壮一郎もそろそろ生え際とか気になるだろ?」
「なるかっ!俺はまだ18だ!」
「そぉか〜?でも、この辺とか……」
「つーか、何で一緒に入って来てんだお前らーーっ!!」
「だって〜。壮ちゃんと久しぶりにお風呂に入りたいんだもん☆」
「だもん☆じゃねえっ!三月、お前もう中学生だろうが!」
「壮くん………ひっく、怒るの…?……ぐすっ」
「ああっ!四季…泣くなよ」
「ひっ……く、…じゃ、…一緒に、入っても…いい?」
「わかった!わかったから泣くな!……な?」
「うん……。じゃあ四季が壮くんの頭……流してあげる」
「え……?あ…お、おう」
「ずるーいっ!じゃあ三月は壮ちゃんの身体流すっ!」
「いや…あの、お前ら……」
「壮一郎…前よりも筋肉付いた?うっわー、なんか男の身体って感じ…」
「こらっ双葉!?あちこち触るんじゃねえっ!
お前もうすぐ高校生だろうが!もっと慎みってもんをだな…」
「あはははは壮一郎ってば何言ってんの。こないだまで一緒に入って身体洗いっこしてたじゃん」
「それは…!4年も前の話だろうが!!」
「うちらもだいぶ成長したよ〜?なっ!三月?」
「うんっ☆壮ちゃん、見たい?」
「………見たくねぇ。つーか、見せられても俺が困る」
「困る………?何で?壮くん…」
「聞くなよー、四季。
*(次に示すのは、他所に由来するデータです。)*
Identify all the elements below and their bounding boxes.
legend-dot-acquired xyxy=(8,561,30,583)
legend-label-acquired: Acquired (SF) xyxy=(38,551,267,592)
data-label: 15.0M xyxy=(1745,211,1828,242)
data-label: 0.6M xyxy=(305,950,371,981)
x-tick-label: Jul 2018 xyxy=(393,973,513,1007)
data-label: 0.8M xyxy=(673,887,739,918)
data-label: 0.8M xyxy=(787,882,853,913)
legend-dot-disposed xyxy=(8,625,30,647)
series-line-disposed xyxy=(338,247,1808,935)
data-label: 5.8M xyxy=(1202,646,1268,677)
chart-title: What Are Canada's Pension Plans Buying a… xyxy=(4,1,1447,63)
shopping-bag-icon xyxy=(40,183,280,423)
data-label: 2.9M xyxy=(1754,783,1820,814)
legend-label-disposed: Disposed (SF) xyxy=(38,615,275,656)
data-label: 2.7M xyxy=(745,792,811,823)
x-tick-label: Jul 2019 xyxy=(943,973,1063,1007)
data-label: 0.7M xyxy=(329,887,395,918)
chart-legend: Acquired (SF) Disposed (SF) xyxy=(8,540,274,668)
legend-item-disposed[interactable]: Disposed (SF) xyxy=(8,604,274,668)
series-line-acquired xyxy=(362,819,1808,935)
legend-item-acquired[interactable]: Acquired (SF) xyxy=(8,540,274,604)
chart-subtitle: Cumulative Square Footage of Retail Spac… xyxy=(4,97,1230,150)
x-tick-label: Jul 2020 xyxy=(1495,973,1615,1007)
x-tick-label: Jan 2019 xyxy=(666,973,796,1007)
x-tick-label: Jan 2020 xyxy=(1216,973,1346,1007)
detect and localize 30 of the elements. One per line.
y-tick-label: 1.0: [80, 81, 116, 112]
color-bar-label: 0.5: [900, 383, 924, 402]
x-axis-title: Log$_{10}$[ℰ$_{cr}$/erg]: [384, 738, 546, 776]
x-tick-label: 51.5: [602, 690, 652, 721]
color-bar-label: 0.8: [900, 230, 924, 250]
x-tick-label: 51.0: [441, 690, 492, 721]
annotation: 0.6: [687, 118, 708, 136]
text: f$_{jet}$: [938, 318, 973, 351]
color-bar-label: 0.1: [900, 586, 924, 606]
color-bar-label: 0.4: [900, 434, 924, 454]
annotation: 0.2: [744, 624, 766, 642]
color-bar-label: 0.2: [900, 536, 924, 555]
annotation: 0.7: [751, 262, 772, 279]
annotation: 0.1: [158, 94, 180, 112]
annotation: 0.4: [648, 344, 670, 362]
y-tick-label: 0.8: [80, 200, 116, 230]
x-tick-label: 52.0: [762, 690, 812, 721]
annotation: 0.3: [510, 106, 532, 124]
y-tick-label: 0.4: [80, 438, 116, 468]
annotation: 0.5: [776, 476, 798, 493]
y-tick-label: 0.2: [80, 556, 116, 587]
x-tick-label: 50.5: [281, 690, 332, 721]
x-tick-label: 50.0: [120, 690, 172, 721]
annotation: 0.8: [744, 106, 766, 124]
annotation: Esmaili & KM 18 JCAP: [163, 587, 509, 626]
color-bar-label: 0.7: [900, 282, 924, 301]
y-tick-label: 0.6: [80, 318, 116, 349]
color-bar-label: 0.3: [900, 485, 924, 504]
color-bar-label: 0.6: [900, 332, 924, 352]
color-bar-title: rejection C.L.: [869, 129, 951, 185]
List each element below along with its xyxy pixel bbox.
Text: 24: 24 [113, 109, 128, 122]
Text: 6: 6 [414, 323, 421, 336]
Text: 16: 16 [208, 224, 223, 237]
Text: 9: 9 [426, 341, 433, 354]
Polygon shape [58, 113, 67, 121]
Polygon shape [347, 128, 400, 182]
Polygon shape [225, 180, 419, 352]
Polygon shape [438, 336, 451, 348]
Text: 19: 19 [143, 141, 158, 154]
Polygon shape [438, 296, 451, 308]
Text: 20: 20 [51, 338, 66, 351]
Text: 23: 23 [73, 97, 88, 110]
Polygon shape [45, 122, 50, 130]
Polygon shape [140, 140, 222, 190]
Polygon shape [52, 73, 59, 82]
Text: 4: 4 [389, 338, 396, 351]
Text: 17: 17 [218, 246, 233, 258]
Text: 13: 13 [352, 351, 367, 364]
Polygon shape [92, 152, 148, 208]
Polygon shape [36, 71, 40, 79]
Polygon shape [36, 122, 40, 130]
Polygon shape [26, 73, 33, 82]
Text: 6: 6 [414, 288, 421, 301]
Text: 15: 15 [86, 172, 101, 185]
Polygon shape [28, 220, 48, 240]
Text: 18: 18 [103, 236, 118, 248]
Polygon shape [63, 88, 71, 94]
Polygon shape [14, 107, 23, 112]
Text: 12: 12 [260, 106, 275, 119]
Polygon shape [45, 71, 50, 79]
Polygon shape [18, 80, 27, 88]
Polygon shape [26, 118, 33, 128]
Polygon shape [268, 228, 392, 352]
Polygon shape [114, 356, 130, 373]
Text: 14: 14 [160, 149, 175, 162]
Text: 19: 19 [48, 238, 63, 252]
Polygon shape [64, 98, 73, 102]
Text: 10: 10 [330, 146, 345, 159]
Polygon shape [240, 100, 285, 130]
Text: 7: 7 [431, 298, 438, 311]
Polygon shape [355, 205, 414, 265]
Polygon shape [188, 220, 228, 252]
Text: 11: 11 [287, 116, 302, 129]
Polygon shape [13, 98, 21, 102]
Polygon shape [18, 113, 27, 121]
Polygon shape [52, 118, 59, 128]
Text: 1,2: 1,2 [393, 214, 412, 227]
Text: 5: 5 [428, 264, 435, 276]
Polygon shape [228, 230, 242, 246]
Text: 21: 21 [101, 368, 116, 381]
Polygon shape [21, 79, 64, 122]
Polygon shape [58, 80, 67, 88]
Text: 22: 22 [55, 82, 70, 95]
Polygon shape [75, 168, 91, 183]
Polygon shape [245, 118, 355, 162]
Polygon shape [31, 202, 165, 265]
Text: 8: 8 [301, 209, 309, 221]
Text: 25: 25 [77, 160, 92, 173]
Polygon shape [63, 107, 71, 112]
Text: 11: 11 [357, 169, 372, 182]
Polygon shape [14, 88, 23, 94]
男にはイロイロと事情があるんだって」
「双葉!?四季に余計な事教えるんじゃねーぞっ!?四季はまだ小学生だろ?」
「四季……来年は……中学生だもん」
「ああっ!?俺が悪かったから!だから泣くなーーっ!?」
「ったく、壮一郎は煩いなあ…。こうすればいいんじゃね?」
「あ……双葉ちゃんナイス☆」
「え……?おい」
「壮くん……動いちゃ、ダメ」
「何で俺がタオルで目隠しされなきゃいけねーんだ?これ明らかにおかしくね??」
「ま、いーからいーから!身体もちゃーんと洗ってやるって!スミからスミまで…な」
「お……おい双葉?お前、何で…そんなエロ親父みたいな声…
……コ。コラっ!?触んなって、オイ!?」
「ずるーいっ!三月も☆」
「四季も………」
「や……やめろ!コラっ!?」
10分後……。
全身つるつるのぴかぴかになった姿で壮一郎はぐったりと湯船に身を沈めていた。
「……狭いぞ」
「昔は4人で入っても余裕だったのにね☆」
「おい…あんまくっつくなって!」
「あ…じゃあ四季は壮一郎の膝の上でいいんじゃね?」
「よくねーよっ!ってこら、四季もマジで乗んなって…」
「これでちょっと楽になったね☆」
「いや……三月。だから何でそんなくっついてくるんだよ?
「も…もういい加減にしてくれえええっ!!」
「…あんなに嬉しそうなあの子達…久しぶりですねぇ」
「そうだな……」
ほのぼのとお茶をすする両親の耳に壮一郎の悲鳴が木霊した…。